Das afrikanische Land Kamerun war u.a. auf Grund einer Wirtschaftskrise in den 90er Jahren im Ausland hochverschuldet. Im Jahre 2005 betrug die Auslandsverschuldung noch 10,632 Mrd. US-Dollar. Im Rahmen der HIPC-Initiative für hochverschuldete arme Länder ist Kamerun inzwischen weitreichend entschuldet worden. So lag der Schuldenstand Ende 2006 bei nur noch 3,1 Mrd US-Dollar, Deutschland allein hat dem Land 1,4 Mrd. Euro an Schulden erlassen. Gleichzeitig macht das Land hinsichtlich der Demokratisierung Rückschritte. So kam es bei den Wahlen zur Nationalversammlung im Jahre 2007 zu zahlreichen Unregelmäßigkeiten und der seit 1982 amtierende Präsident Paul Biya hat durch eine Verfassungsänderung seine potentielle Wiederwahl im Jahre 2011 ermöglicht. Vor diesem Hintergrund hatte die FDP-Fraktion eine kleine Anfrage an die Bundesregierung zur Entwicklungszusammenarbeit mit Kamerun gestellt.

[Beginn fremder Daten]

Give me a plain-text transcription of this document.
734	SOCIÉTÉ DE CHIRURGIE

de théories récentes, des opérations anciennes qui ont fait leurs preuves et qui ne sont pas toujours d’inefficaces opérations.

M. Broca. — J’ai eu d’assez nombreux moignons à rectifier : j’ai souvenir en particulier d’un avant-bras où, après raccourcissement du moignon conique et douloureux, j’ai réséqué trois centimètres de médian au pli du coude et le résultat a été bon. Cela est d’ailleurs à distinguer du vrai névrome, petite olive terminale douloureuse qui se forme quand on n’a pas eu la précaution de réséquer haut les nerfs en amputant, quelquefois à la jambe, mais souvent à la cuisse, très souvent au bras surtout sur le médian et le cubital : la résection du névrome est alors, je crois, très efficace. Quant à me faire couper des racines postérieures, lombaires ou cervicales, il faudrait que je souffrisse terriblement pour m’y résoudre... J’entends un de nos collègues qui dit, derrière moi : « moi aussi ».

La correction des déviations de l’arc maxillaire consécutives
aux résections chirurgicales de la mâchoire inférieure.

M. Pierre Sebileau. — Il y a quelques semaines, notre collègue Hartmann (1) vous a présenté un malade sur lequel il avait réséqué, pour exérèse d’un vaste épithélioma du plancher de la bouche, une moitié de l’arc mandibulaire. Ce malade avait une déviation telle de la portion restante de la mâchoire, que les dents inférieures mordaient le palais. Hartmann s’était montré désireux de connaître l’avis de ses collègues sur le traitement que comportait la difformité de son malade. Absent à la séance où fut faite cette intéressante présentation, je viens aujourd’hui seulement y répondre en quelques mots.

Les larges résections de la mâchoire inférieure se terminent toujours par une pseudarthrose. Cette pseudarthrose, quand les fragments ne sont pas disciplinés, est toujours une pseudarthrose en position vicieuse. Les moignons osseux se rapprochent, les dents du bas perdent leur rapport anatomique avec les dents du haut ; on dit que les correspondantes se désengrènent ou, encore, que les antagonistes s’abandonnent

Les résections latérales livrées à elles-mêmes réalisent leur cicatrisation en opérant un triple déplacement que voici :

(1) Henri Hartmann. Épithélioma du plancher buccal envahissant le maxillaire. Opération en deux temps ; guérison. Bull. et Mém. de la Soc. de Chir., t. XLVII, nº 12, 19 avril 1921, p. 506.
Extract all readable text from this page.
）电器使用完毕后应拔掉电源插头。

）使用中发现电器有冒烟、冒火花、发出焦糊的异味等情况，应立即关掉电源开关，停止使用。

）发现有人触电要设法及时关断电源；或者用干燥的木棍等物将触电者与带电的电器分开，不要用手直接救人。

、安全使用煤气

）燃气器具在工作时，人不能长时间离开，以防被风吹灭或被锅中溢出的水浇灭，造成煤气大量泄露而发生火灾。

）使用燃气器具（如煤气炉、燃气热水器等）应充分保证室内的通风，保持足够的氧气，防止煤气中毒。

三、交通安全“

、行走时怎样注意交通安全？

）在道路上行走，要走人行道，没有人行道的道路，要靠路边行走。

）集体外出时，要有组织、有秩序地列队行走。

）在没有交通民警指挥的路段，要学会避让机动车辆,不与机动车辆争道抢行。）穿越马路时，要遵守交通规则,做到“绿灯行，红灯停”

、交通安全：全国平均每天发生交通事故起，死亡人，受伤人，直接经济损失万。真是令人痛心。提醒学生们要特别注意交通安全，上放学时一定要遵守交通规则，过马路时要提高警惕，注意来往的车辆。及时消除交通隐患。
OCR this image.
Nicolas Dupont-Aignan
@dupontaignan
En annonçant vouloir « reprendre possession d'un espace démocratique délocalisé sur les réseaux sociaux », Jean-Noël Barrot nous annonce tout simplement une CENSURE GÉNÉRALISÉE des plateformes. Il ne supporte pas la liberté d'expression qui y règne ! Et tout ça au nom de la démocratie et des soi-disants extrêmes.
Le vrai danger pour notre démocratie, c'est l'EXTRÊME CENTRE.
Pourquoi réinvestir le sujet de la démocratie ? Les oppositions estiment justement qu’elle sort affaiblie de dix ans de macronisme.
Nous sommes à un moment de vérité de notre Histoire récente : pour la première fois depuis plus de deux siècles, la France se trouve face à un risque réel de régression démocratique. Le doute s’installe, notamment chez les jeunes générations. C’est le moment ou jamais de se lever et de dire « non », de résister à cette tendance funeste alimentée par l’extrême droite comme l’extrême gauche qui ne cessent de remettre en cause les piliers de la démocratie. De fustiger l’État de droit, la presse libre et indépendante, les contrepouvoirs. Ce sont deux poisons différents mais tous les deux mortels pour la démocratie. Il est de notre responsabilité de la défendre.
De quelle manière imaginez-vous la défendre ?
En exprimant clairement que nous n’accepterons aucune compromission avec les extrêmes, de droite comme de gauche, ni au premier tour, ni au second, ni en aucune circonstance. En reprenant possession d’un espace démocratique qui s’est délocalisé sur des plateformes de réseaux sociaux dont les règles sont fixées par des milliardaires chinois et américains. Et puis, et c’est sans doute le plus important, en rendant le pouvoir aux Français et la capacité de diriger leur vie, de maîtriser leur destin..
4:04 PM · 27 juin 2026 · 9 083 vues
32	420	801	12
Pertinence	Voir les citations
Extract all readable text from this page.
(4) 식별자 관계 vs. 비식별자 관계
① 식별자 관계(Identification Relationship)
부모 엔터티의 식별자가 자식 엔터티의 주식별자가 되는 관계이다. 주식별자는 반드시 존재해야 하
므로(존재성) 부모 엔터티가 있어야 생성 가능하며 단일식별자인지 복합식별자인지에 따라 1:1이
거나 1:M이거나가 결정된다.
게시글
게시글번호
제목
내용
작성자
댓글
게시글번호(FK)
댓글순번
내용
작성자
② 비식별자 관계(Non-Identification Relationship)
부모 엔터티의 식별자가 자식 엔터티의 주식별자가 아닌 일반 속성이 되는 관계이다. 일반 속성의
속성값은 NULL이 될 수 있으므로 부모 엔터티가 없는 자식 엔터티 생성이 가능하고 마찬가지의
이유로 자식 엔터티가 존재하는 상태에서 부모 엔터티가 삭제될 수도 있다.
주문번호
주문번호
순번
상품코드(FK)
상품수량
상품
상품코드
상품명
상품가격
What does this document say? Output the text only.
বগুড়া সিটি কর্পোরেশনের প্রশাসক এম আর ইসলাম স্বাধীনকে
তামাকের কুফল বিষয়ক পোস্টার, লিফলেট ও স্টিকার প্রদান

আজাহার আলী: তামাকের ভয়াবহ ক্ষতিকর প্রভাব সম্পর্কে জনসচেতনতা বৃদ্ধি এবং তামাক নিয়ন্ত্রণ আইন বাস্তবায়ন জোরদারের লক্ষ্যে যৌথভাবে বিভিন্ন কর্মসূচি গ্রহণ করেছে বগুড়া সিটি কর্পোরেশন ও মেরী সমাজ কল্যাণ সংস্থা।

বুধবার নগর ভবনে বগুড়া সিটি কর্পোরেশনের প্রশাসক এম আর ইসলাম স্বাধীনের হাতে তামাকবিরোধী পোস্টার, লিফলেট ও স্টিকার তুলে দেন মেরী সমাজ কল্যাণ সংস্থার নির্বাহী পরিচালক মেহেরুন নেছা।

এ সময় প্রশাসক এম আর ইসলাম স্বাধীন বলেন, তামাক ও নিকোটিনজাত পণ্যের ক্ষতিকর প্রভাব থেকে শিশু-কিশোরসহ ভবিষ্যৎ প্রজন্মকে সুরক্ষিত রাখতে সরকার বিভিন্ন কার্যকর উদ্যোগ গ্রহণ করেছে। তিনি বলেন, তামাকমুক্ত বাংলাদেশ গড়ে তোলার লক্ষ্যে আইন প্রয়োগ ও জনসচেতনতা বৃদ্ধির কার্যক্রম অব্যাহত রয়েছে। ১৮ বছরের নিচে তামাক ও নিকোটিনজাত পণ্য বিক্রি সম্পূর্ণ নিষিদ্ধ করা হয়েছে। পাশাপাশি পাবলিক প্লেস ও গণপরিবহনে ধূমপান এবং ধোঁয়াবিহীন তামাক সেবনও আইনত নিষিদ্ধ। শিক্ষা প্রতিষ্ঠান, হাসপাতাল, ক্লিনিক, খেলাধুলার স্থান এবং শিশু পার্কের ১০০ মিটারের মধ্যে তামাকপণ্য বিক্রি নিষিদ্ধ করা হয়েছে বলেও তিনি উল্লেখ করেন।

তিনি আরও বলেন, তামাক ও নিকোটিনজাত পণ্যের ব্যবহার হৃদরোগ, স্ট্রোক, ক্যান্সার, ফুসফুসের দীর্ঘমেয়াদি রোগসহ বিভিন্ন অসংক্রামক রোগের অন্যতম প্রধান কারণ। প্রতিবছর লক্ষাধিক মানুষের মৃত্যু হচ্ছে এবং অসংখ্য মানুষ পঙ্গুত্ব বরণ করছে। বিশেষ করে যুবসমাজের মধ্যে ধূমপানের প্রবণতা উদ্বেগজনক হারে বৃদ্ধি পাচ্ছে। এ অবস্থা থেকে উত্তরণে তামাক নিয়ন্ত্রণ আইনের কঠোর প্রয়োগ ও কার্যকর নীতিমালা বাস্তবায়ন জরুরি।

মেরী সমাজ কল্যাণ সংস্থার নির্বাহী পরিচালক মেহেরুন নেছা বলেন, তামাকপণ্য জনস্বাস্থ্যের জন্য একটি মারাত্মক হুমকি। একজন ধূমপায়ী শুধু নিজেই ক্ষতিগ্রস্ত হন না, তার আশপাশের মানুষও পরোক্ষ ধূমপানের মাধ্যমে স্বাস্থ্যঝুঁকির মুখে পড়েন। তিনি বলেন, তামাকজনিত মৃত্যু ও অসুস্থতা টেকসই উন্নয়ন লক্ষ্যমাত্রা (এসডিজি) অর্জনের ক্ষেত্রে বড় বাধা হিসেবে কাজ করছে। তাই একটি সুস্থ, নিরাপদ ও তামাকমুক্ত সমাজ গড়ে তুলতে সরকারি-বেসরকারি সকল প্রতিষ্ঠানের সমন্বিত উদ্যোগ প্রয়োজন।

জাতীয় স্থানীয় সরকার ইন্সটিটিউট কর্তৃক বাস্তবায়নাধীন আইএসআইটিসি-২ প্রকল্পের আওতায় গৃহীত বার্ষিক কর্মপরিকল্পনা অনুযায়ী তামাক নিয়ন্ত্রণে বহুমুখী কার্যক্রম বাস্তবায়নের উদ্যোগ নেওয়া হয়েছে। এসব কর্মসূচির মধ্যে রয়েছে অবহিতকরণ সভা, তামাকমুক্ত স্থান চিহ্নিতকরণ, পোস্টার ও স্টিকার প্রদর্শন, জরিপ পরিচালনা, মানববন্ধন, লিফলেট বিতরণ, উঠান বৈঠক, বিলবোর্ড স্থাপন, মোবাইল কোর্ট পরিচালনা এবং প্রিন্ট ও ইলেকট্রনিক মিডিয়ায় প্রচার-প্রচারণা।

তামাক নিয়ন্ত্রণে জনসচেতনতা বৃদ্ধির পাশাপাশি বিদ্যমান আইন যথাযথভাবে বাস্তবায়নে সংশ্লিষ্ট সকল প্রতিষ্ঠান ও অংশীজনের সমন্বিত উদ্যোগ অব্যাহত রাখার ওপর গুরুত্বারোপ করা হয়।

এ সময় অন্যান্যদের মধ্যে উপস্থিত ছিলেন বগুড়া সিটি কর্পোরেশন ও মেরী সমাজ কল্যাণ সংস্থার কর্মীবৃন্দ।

In der Antwort der Bundesregierung finden sich auch konkrete Hinweise auf die Nutzung der durch den Schuldenerlass freigewordnenen Gelder. Demnach hat sich das Volumen der armutsbezogenen Ausgaben des kamerunischen Haushalts, das aus dem Schuldenerlass finanziert wird, von 79,27 Mio Euro im Jahr 2006 auf 295,75 Mio. Euro in diesem Jahr erhöht. Im kommenden Jahr sollen 332,34 Mio. Euro zur Armutsbekämpfung ausgegeben werden. Konkret würden diese Mittel zum Beispiel für die ländliche Energieversorgung, den Brunnenbau, die Förderung des Bananenanbaus sowie Kaffeeplantagen aufgewendet.

Gleichzeitig kritisiert die Bundesregierung die Aufhebung der Mandatsbegrenzung für den Präsidenten, sie stünde aber einer generellen “Vertiefung der Demokratisierung in Kamerun allerdings nicht grundsätzlich im Weg. Die Bundesregierung setzt sich für eine Stärkung der demokratischen Strukturen und Einrichtungen in Kamerun ein. Hierzu gehören u. a. eine Verbesserung der Wahlabläufe, neue Wahlgesetze, verantwortungsvolle Regierungsführung, Stärkung der Kommunen sowie die Bekämpfung der Korruption.” In diesem Zusammenhang begrüßt die Bundesregierung auch die Verhaftung ehemaliger Regierungsmitglieder und Wirtschaftsführer im Rahmen der kamerunischen Antikorruptionskampagne “Sperber”.

Die Bundesregierung sieht eine wesentliche Ursache für die weiterhin hohe Korruption in Kamerun im niedrigen Niveau der Gehälter im öffentlichen Dienst. Diese wurden aufgrund der Wirtschaftskrise in den 90er Jahren 1996 um 50 Prozent gekürzt und blieben seitdem unverändert, so dass die Beschäftigten einen immensen Kaufkraftverlust erlitten. Durch den HIPC-Schuldenerlass war es der kamerunischen Regierung im März 2008 erstmals wieder möglich, die Gehälter im öffentlichen Dienst anzuheben, und zwar um bis zu 25 Prozent.

erlassjahr.de begrüßt die Fortschritte, die Kamerun im Bereich der Armutsbekämpfung und im Aufbau dezentraler Verwaltungsstrukturen erreicht hat. Dennoch ist zum Einen die Lage der ärmsten Bevölkerungsschichten weiterhin als “ernst” zu bezeichnen, zum Anderen sind die Fortschritte im Bereich ‘guter Regierungsführung’ immer noch nicht ausreichend. Die Bundesregierung sowie die anderen am Schuldenerlass beteiligten Gläubiger sollten daher die Einhaltung der vereinbarten Armutsbekämpfungsprogramme weiterhin überprüfen und insbesondere die kamerunische Zivilgesellschaft in ihre Umsetzung und Evaluierung miteinbeziehen.